I miss Mom, I deeply do. I'm feeling so lost like everything has changed just in a blink of an eye. Like, yesterday I had my mom with me, my everything.  But now, I have nothing.

Life seems so unfair to me, is this how I'm supposed to live my remaining life? Lost and alone.

I'm pretending to be strong like I don't feel like the whole world is crushing on me. But I don't know for whom, maybe for myself because being strong is the only choice I have.

'That's how we keep hope and be strong, don't we?'

No one will lift me when I fall. I only have me now. My worst nightmare has become a reality now. Losing her. My anchor.

Sometimes life plays the worst with you and that's the time when you'll realise your strength to handle everything. I read it somewhere, now I'm getting the real truth behind them.

It's an intense thought but I'm feeling aimless, is my existence even required anymore? I don't know who to be anymore, what to do anymore. I was a daughter before but now what?

I don't know why loneliness is so cruel as it always comes with regrets. I regret not spending even more time with her. I regret not making her laugh and smile more as she deserved every happiness the world could offer. I regret not being around her at the last moment of her life.
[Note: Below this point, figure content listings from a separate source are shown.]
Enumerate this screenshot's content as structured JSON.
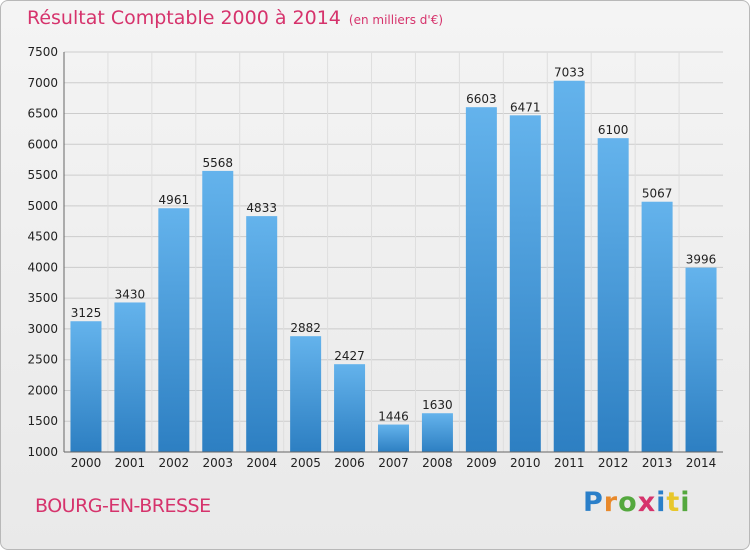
{
  "title": "Résultat Comptable 2000 à 2014",
  "unit": "(en milliers d'€)",
  "location": "BOURG-EN-BRESSE",
  "logo": {
    "text": "Proxiti",
    "letters": [
      "P",
      "r",
      "o",
      "x",
      "i",
      "t",
      "i"
    ]
  },
  "colors": {
    "title": "#d6336c",
    "bar_light": "#64b3ec",
    "bar_dark": "#2d7fc2",
    "grid": "#cccccc"
  },
  "chart_data": {
    "type": "bar",
    "title": "Résultat Comptable 2000 à 2014",
    "subtitle": "(en milliers d'€)",
    "xlabel": "",
    "ylabel": "",
    "categories": [
      "2000",
      "2001",
      "2002",
      "2003",
      "2004",
      "2005",
      "2006",
      "2007",
      "2008",
      "2009",
      "2010",
      "2011",
      "2012",
      "2013",
      "2014"
    ],
    "values": [
      3125,
      3430,
      4961,
      5568,
      4833,
      2882,
      2427,
      1446,
      1630,
      6603,
      6471,
      7033,
      6100,
      5067,
      3996
    ],
    "ylim": [
      1000,
      7500
    ],
    "yticks": [
      1000,
      1500,
      2000,
      2500,
      3000,
      3500,
      4000,
      4500,
      5000,
      5500,
      6000,
      6500,
      7000,
      7500
    ],
    "grid": true
  }
}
I regret not holding her hand, not offering her smiles and assurances in the very end, when she needed me the most.

Is this ache ever going to go away?
Maybe, maybe not.

But other than this pain, I'm scared.
Scared of unanswered questions like 'Was she happy with me?'
'Did she regret having me, or loving me?'
'Was she bothered that she had to take care of me?' I feel guilty.
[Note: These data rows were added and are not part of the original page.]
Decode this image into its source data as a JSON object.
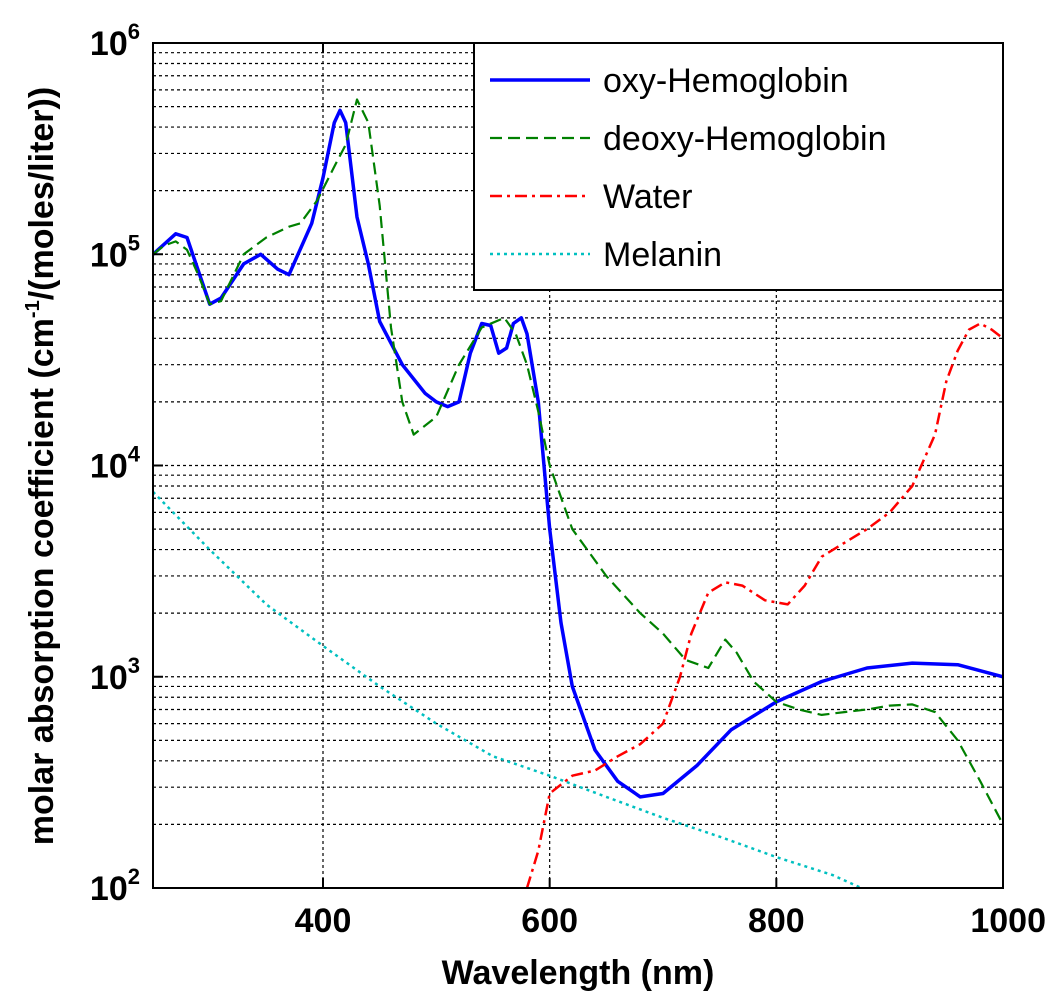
{
  "chart_data": {
    "type": "line",
    "xlabel": "Wavelength (nm)",
    "ylabel": {
      "before_sup": "molar absorption coefficient (cm",
      "sup": "-1",
      "after_sup": "/(moles/liter))"
    },
    "xlim": [
      250,
      1000
    ],
    "ylim": [
      100,
      1000000
    ],
    "yscale": "log",
    "grid": true,
    "legend_position": "top-right",
    "x_ticks": [
      400,
      600,
      800,
      1000
    ],
    "x_tick_labels": [
      "400",
      "600",
      "800",
      "1000"
    ],
    "y_ticks": [
      {
        "value": 100,
        "base": "10",
        "exp": "2"
      },
      {
        "value": 1000,
        "base": "10",
        "exp": "3"
      },
      {
        "value": 10000,
        "base": "10",
        "exp": "4"
      },
      {
        "value": 100000,
        "base": "10",
        "exp": "5"
      },
      {
        "value": 1000000,
        "base": "10",
        "exp": "6"
      }
    ],
    "series": [
      {
        "name": "oxy-Hemoglobin",
        "color": "#0000ff",
        "dash": "solid",
        "points": [
          [
            250,
            100000
          ],
          [
            270,
            125000
          ],
          [
            280,
            120000
          ],
          [
            300,
            58000
          ],
          [
            310,
            62000
          ],
          [
            330,
            90000
          ],
          [
            345,
            100000
          ],
          [
            360,
            85000
          ],
          [
            370,
            80000
          ],
          [
            390,
            140000
          ],
          [
            400,
            230000
          ],
          [
            410,
            420000
          ],
          [
            415,
            480000
          ],
          [
            420,
            420000
          ],
          [
            430,
            150000
          ],
          [
            440,
            90000
          ],
          [
            450,
            48000
          ],
          [
            470,
            30000
          ],
          [
            490,
            22000
          ],
          [
            500,
            20000
          ],
          [
            510,
            19000
          ],
          [
            520,
            20000
          ],
          [
            530,
            34000
          ],
          [
            540,
            47000
          ],
          [
            548,
            46000
          ],
          [
            555,
            34000
          ],
          [
            562,
            36000
          ],
          [
            568,
            47000
          ],
          [
            575,
            50000
          ],
          [
            580,
            42000
          ],
          [
            590,
            20000
          ],
          [
            600,
            5000
          ],
          [
            610,
            1800
          ],
          [
            620,
            900
          ],
          [
            640,
            450
          ],
          [
            660,
            320
          ],
          [
            680,
            270
          ],
          [
            700,
            280
          ],
          [
            730,
            380
          ],
          [
            760,
            560
          ],
          [
            800,
            760
          ],
          [
            840,
            950
          ],
          [
            880,
            1100
          ],
          [
            920,
            1160
          ],
          [
            960,
            1140
          ],
          [
            1000,
            1000
          ]
        ]
      },
      {
        "name": "deoxy-Hemoglobin",
        "color": "#008000",
        "dash": "dashed",
        "points": [
          [
            250,
            100000
          ],
          [
            260,
            110000
          ],
          [
            270,
            115000
          ],
          [
            280,
            105000
          ],
          [
            290,
            80000
          ],
          [
            300,
            58000
          ],
          [
            310,
            60000
          ],
          [
            330,
            100000
          ],
          [
            350,
            120000
          ],
          [
            370,
            135000
          ],
          [
            380,
            140000
          ],
          [
            395,
            180000
          ],
          [
            410,
            260000
          ],
          [
            420,
            330000
          ],
          [
            430,
            540000
          ],
          [
            440,
            420000
          ],
          [
            450,
            170000
          ],
          [
            460,
            45000
          ],
          [
            470,
            20000
          ],
          [
            480,
            14000
          ],
          [
            500,
            17000
          ],
          [
            520,
            30000
          ],
          [
            540,
            45000
          ],
          [
            560,
            50000
          ],
          [
            570,
            42000
          ],
          [
            580,
            30000
          ],
          [
            590,
            18000
          ],
          [
            600,
            10000
          ],
          [
            620,
            5000
          ],
          [
            650,
            3000
          ],
          [
            680,
            2000
          ],
          [
            700,
            1600
          ],
          [
            720,
            1200
          ],
          [
            740,
            1100
          ],
          [
            755,
            1500
          ],
          [
            765,
            1300
          ],
          [
            780,
            950
          ],
          [
            800,
            760
          ],
          [
            820,
            700
          ],
          [
            840,
            660
          ],
          [
            860,
            680
          ],
          [
            880,
            700
          ],
          [
            900,
            730
          ],
          [
            920,
            740
          ],
          [
            940,
            680
          ],
          [
            960,
            500
          ],
          [
            980,
            320
          ],
          [
            1000,
            200
          ]
        ]
      },
      {
        "name": "Water",
        "color": "#ff0000",
        "dash": "dashdot",
        "points": [
          [
            580,
            100
          ],
          [
            590,
            150
          ],
          [
            600,
            280
          ],
          [
            620,
            340
          ],
          [
            640,
            360
          ],
          [
            660,
            420
          ],
          [
            680,
            480
          ],
          [
            700,
            600
          ],
          [
            715,
            1000
          ],
          [
            725,
            1600
          ],
          [
            740,
            2500
          ],
          [
            755,
            2800
          ],
          [
            770,
            2700
          ],
          [
            790,
            2300
          ],
          [
            810,
            2200
          ],
          [
            825,
            2700
          ],
          [
            840,
            3700
          ],
          [
            860,
            4300
          ],
          [
            880,
            5000
          ],
          [
            900,
            6000
          ],
          [
            920,
            8000
          ],
          [
            940,
            14000
          ],
          [
            950,
            25000
          ],
          [
            960,
            35000
          ],
          [
            970,
            44000
          ],
          [
            980,
            47000
          ],
          [
            990,
            44000
          ],
          [
            1000,
            40000
          ]
        ]
      },
      {
        "name": "Melanin",
        "color": "#00c0c0",
        "dash": "dotted",
        "points": [
          [
            250,
            7500
          ],
          [
            300,
            4000
          ],
          [
            350,
            2200
          ],
          [
            400,
            1400
          ],
          [
            450,
            900
          ],
          [
            500,
            600
          ],
          [
            550,
            420
          ],
          [
            600,
            340
          ],
          [
            650,
            270
          ],
          [
            700,
            215
          ],
          [
            750,
            175
          ],
          [
            800,
            140
          ],
          [
            850,
            115
          ],
          [
            875,
            100
          ]
        ]
      }
    ]
  }
}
I still remember how she used to take care of me, smile when she cooked my favourite dishes whenever I was tired or having a bad day.

On top of that, the way she loved me like her own daughter and family. She gave me love and family, more than I deserved I guess, that's why God took her away from me.

I hope she is happy wherever she is and meet her family in heaven.

I then noticed tears flowing from my eyes. I wiped my damp cheeks reminding myself it was time to be strong and return home.

Home.

It used to be fun, to go home after a chaotic day, home was my heaven, my Sanctuary but I don't want to go there now. Home. What is home anymore? Where is home anymore?